Mr Danby listed the following issues he would like Ms Bishop to answer in a parliamentary debate: 
 
• Her announcement in April last year—that is, before the nuclear deal was even signed, much less implemented—that she was negotiating an intelligence sharing arrangement with Iran.
• Why she chose not to denounce Iranian ballistic missile testing even though she condemned similar tests by North Korea. The Iranian tests on 10 October and 17 December last year were in contravention of UN Security Council Resolution 1929. The US protested the tests and slapped sanctions on Iran as a result.
• Her statement from June last year that Iranian and Russian involvement in Syria should be seen as a positive, given that they, along with Hezbollah and Syrian forces are now besieging and shelling 300,000 civilians in Aleppo.
• Why last year she floated the idea of Iranian consulates in Sydney and Melbourne, given that Iran has used its diplomatic presence in other countries—notably Argentina and Thailand—to organise terrorist attacks against Jewish and Israeli targets.
• Why she said she would consult with Iran ahead of Australia bombing Da’esh targets in Syria, given that Iran is part of the problem in Syria, not part of the solution.
• Her apparent turnaround from three years ago, when she demanded that a relatively low-level Australian official not visit Iran and said, “In addition to concerns about its nuclear program, Iran’s leaders continue to make bellicose statements with regard to Israel and the regime has been an active sponsor of terrorist organisations around the world.”
• The apparent lack of scrutiny that has gone into the 144 entities from which she removed designation in January, which would reassure the Australian public that they have no institutional link to the proscribed Islamic Revolutionary Guard Corps.
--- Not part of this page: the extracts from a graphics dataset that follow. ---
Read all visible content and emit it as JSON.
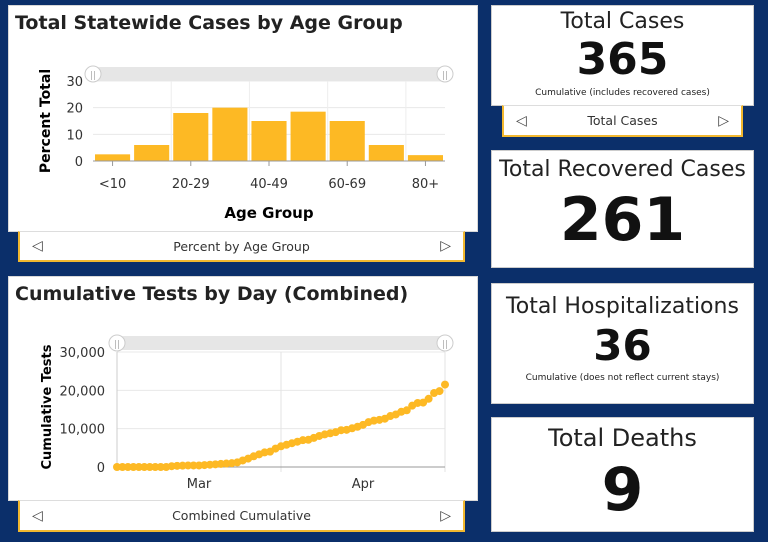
{
  "colors": {
    "background": "#0b2f6a",
    "accent": "#fdb924"
  },
  "age_panel": {
    "title": "Total Statewide Cases by Age Group",
    "selector_label": "Percent by Age Group"
  },
  "tests_panel": {
    "title": "Cumulative Tests by Day (Combined)",
    "selector_label": "Combined Cumulative"
  },
  "cards": [
    {
      "title": "Total Cases",
      "value": "365",
      "subtitle": "Cumulative (includes recovered cases)",
      "selector_label": "Total Cases"
    },
    {
      "title": "Total Recovered Cases",
      "value": "261"
    },
    {
      "title": "Total Hospitalizations",
      "value": "36",
      "subtitle": "Cumulative (does not reflect current stays)"
    },
    {
      "title": "Total Deaths",
      "value": "9"
    }
  ],
  "chart_data": [
    {
      "type": "bar",
      "xlabel": "Age Group",
      "ylabel": "Percent Total",
      "ylim": [
        0,
        30
      ],
      "yticks": [
        "0",
        "10",
        "20",
        "30"
      ],
      "xtick_labels": [
        "<10",
        "",
        "20-29",
        "",
        "40-49",
        "",
        "60-69",
        "",
        "80+"
      ],
      "values": [
        2.5,
        6,
        18,
        20,
        15,
        18.5,
        15,
        6,
        2.2
      ],
      "color": "#fdb924",
      "grid": true
    },
    {
      "type": "scatter",
      "xlabel": "",
      "ylabel": "Cumulative Tests",
      "ylim": [
        0,
        30000
      ],
      "yticks": [
        "0",
        "10,000",
        "20,000",
        "30,000"
      ],
      "xtick_labels": [
        "Mar",
        "Apr"
      ],
      "color": "#fdb924",
      "grid": true,
      "x": [
        "Mar 1",
        "Mar 2",
        "Mar 3",
        "Mar 4",
        "Mar 5",
        "Mar 6",
        "Mar 7",
        "Mar 8",
        "Mar 9",
        "Mar 10",
        "Mar 11",
        "Mar 12",
        "Mar 13",
        "Mar 14",
        "Mar 15",
        "Mar 16",
        "Mar 17",
        "Mar 18",
        "Mar 19",
        "Mar 20",
        "Mar 21",
        "Mar 22",
        "Mar 23",
        "Mar 24",
        "Mar 25",
        "Mar 26",
        "Mar 27",
        "Mar 28",
        "Mar 29",
        "Mar 30",
        "Mar 31",
        "Apr 1",
        "Apr 2",
        "Apr 3",
        "Apr 4",
        "Apr 5",
        "Apr 6",
        "Apr 7",
        "Apr 8",
        "Apr 9",
        "Apr 10",
        "Apr 11",
        "Apr 12",
        "Apr 13",
        "Apr 14",
        "Apr 15",
        "Apr 16",
        "Apr 17",
        "Apr 18",
        "Apr 19",
        "Apr 20",
        "Apr 21",
        "Apr 22",
        "Apr 23",
        "Apr 24",
        "Apr 25",
        "Apr 26",
        "Apr 27",
        "Apr 28",
        "Apr 29",
        "Apr 30"
      ],
      "y": [
        0,
        0,
        0,
        0,
        0,
        0,
        0,
        0,
        0,
        0,
        200,
        300,
        350,
        400,
        400,
        400,
        500,
        600,
        700,
        800,
        900,
        1000,
        1200,
        1700,
        2200,
        2800,
        3300,
        3800,
        4000,
        4800,
        5400,
        5800,
        6200,
        6600,
        7000,
        7100,
        7600,
        8100,
        8500,
        8800,
        9100,
        9600,
        9700,
        10100,
        10500,
        11000,
        11700,
        12100,
        12300,
        12600,
        13300,
        13700,
        14400,
        14800,
        16000,
        16700,
        16800,
        17800,
        19300,
        19800,
        21500
      ]
    }
  ]
}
• Absence of Parliamentary scrutiny means we don’t know whether any of the suspended sanctions involve dual-use technology that might have military applications.
 
Mr Danby said, “I believe that the reason Ms Bishop has refused to defend her Iran policies speaks to a certain shame in her actions. Certainly members of the Coalition have expressed to me in private their discomfort about her infatuation with Iran.” 
 
“I believe her back-door method of suspending the sanctions was dishonest and cowardly”, Mr Danby said. “She participated in Parliamentary debates when Australia applied sanctions but now wants to sneak past the Parliament dropping off those very sanctions.
 
Any misguided belief that Ms Bishop had that Iran might moderate after signing the nuclear deal has already been proven grossly inaccurate.
 
Since the deal has been signed, Iran has funnelled extra troops into Syria – it and Russia, with their Syrian and Hezbollah mates are now besieging and pounding Aleppo, killing indiscriminately and preparing for the next wave of refugees to flood into Turkey and beyond.
 
Since the deal has been signed, Iran has boasted of its military ability to influence all corners of the Middle East. 
 
It was even reported yesterday that the bounty on author Salman Rushdie’s head had been renewed.